Scream VI, la recensione
Proseguendo sulla strada del precedente Scream VI ne tradisce tutti i presupposti finendo per essere il più scialbo tra i sequel
La recensione di Scream VI, al cinema dal 9 marzo
A tenere la barra dritta ci pensa l’inizio, unica parte del film che sembra effettivamente uscita dalla saga che ha sempre funzionato rappresentando la cinefilia nella cornice del giallo. Il cinema di tensione è in Scream il motore del desiderio di uccidere imitando i film, cioè il proprio oggetto del desiderio. Questo nella storia della saga ha sempre svelato la stupidità del fandom, punendo invece che esaltando la cinefilia maniacale, e così faceva il precedente.

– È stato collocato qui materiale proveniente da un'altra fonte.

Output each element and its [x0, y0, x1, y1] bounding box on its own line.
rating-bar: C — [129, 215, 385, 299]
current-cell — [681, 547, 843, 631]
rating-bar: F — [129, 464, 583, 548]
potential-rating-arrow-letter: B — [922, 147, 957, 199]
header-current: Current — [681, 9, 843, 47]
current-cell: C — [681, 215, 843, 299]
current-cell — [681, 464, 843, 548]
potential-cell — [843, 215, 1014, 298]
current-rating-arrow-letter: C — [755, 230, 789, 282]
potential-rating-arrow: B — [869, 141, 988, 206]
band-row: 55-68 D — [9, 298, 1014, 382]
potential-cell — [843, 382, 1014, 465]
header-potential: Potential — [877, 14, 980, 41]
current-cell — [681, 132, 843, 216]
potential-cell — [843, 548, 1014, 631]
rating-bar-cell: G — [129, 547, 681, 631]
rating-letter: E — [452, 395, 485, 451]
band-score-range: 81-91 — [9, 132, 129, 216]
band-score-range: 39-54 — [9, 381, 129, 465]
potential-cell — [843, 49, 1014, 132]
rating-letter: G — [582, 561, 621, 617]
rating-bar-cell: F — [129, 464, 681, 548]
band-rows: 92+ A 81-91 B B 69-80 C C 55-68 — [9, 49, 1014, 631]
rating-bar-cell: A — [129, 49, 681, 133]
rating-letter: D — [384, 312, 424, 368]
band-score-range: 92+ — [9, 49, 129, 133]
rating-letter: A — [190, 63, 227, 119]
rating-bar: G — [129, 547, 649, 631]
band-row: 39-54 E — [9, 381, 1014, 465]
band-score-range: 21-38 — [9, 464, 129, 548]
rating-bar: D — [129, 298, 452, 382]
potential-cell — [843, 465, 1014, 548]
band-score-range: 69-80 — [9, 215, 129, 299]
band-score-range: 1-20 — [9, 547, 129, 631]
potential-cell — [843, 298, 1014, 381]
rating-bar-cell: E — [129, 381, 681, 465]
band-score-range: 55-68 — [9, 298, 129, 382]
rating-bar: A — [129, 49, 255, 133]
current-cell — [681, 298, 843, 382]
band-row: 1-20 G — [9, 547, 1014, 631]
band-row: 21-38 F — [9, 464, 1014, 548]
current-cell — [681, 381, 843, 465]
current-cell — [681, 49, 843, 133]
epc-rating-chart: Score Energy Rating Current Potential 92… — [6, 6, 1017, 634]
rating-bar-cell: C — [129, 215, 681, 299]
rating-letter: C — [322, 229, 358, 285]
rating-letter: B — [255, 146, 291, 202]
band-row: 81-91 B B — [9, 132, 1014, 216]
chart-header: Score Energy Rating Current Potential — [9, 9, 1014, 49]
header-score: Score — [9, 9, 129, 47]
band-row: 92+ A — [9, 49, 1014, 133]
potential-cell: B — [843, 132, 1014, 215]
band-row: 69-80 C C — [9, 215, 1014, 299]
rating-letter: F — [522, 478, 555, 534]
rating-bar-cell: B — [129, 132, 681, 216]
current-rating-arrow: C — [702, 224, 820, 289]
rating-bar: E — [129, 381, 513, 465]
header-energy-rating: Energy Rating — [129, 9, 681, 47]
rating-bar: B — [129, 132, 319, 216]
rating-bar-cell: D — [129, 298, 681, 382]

Adesso a New York, una delle due città del cinema americane, cinefili contemporanei di ambito accademico sembrano i protagonisti (e non era male!) prima che il film si diriga invece altrove. Rimarrà poi un solo personaggio a tenere il cerino delle teorie di Scream e del metacinematografico, ma di fatto il film si regge su altro, sulle famiglie e le dinastie.

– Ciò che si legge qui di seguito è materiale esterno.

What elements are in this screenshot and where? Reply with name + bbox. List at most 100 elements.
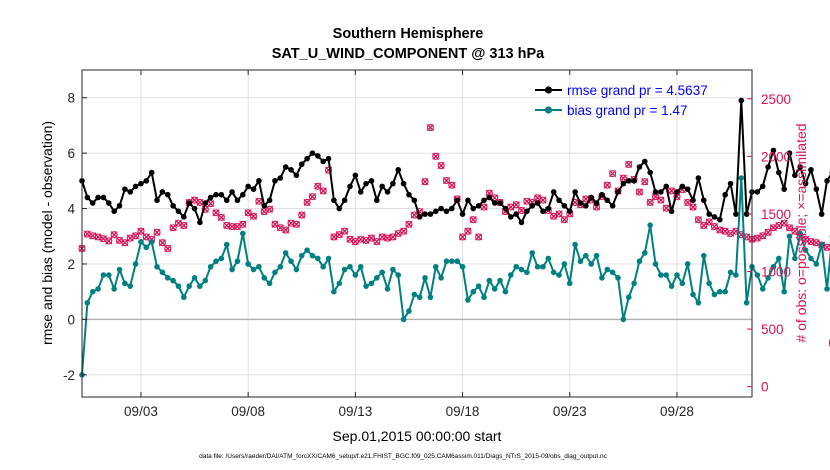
- rmse-point: [658, 189, 664, 195]
- bias-point: [427, 294, 434, 301]
- obs-possible-point: [121, 239, 129, 247]
- rmse-point: [100, 194, 107, 201]
- rmse-point: [213, 191, 219, 198]
- obs-assimilated-point: [475, 233, 483, 241]
- rmse-point: [374, 197, 380, 204]
- rmse-point: [743, 211, 750, 217]
- obs-assimilated-point: [464, 227, 472, 235]
- bias-point: [331, 288, 337, 295]
- y-right-ticks: 0 500 1000 1500 2000 2500: [747, 92, 791, 395]
- bias-point: [631, 280, 637, 287]
- bias-point: [486, 277, 493, 284]
- rmse-point: [684, 186, 691, 192]
- y-right-tick-label: 1500: [761, 207, 791, 222]
- bias-point: [786, 233, 793, 240]
- rmse-point: [309, 150, 316, 156]
- obs-possible-point: [153, 228, 161, 236]
- rmse-point: [240, 191, 246, 198]
- obs-possible-point: [662, 204, 670, 212]
- x-tick-label: 09/13: [338, 404, 372, 419]
- rmse-point: [438, 205, 444, 212]
- bias-point: [400, 316, 407, 323]
- y-left-tick-label: 0: [67, 312, 75, 327]
- bias-point: [733, 272, 739, 278]
- obs-possible-point: [164, 244, 172, 253]
- obs-assimilated-point: [271, 220, 279, 228]
- obs-assimilated-point: [625, 160, 633, 168]
- bias-point: [556, 272, 562, 278]
- rmse-point: [223, 197, 230, 204]
- bias-point: [116, 266, 123, 273]
- rmse-point: [449, 205, 455, 212]
- bias-series: [79, 175, 830, 378]
- obs-possible-point: [603, 181, 611, 189]
- bias-point: [738, 175, 745, 181]
- rmse-point: [529, 202, 536, 209]
- obs-possible-point: [244, 209, 252, 217]
- rmse-point: [792, 172, 798, 179]
- rmse-point: [331, 197, 337, 204]
- obs-possible-point: [308, 193, 317, 201]
- bias-point: [148, 239, 155, 245]
- rmse-point: [475, 202, 482, 209]
- plot-frame: [81, 69, 753, 398]
- y-axis-right-label: # of obs: o=possible; ×=assimilated: [793, 123, 809, 342]
- rmse-point: [400, 180, 407, 187]
- bias-point: [218, 255, 225, 262]
- obs-possible-point: [759, 232, 767, 240]
- legend-bias-label: bias grand pr = 1.47: [567, 103, 687, 118]
- bias-point: [197, 283, 203, 289]
- rmse-point: [132, 183, 139, 190]
- obs-assimilated-point: [480, 203, 488, 211]
- rmse-point: [170, 202, 176, 209]
- bias-point: [743, 299, 750, 306]
- obs-possible-point: [405, 220, 413, 228]
- obs-assimilated-point: [700, 221, 708, 229]
- obs-possible-point: [828, 340, 830, 346]
- bias-point: [132, 261, 139, 267]
- rmse-point: [282, 164, 289, 170]
- bias-point: [781, 288, 787, 295]
- rmse-point: [518, 219, 525, 226]
- bias-point: [336, 280, 343, 287]
- obs-assimilated-point: [668, 187, 676, 195]
- rmse-point: [808, 166, 814, 173]
- rmse-point: [315, 153, 321, 159]
- bias-point: [792, 255, 798, 262]
- rmse-point: [609, 202, 616, 209]
- obs-possible-point: [158, 239, 166, 247]
- obs-assimilated-point: [593, 203, 601, 211]
- obs-possible-point: [609, 170, 617, 178]
- bias-point: [202, 277, 209, 284]
- bias-point: [609, 269, 616, 276]
- obs-possible-point: [217, 213, 225, 221]
- bias-point: [304, 247, 310, 253]
- rmse-point: [738, 97, 745, 104]
- obs-assimilated-point: [555, 210, 563, 218]
- rmse-point: [561, 202, 568, 209]
- y-right-tick-label: 2500: [761, 92, 791, 107]
- chart-title: Southern Hemisphere: [333, 26, 484, 42]
- rmse-point: [674, 189, 680, 195]
- bias-point: [379, 269, 385, 276]
- obs-possible-point: [625, 160, 633, 168]
- obs-possible-point: [271, 220, 279, 228]
- y-left-ticks: -2 0 2 4 6 8: [63, 91, 87, 383]
- obs-assimilated-point: [244, 209, 252, 217]
- obs-assimilated-point: [651, 193, 660, 201]
- rmse-point: [266, 197, 273, 204]
- obs-possible-point: [780, 219, 788, 227]
- obs-assimilated-point: [110, 231, 118, 239]
- bias-point: [282, 250, 289, 256]
- rmse-point: [824, 178, 830, 184]
- rmse-point: [336, 205, 343, 212]
- rmse-point: [320, 158, 327, 165]
- bias-point: [432, 263, 439, 270]
- obs-assimilated-point: [217, 213, 225, 221]
- obs-possible-point: [132, 232, 140, 240]
- rmse-point: [127, 189, 134, 195]
- obs-possible-point: [560, 216, 568, 224]
- rmse-point: [197, 219, 203, 226]
- obs-possible-point: [298, 211, 306, 219]
- rmse-point: [776, 169, 782, 176]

L’unico dettaglio realmente originale che emerge è una crescente tendenza al vigilantismo. Le protagoniste si fanno giustizia da sole dichiarando la propria insoddisfazione nei riguardi delle forze dell’ordine e il film stesso impiega una buona parte delle proprie energie gore nel massacro dei colpevoli. L’obiettivo è sempre la soddisfazione del pubblico e il dolore fisico provato da chi lo merita. In Scream c’è sempre stato molto sangue e i colpevoli sono sempre morti in modi soddisfacenti ma stavolta l’impressione è che ci sia una diversa forma di concentrazione sul cercare il dolore altrui, le mille coltellate e i punti del corpo in cui più fanno male, a beneficio di un’idea di giustizia riparativa che passa dagli stessi mezzi dei colpevoli.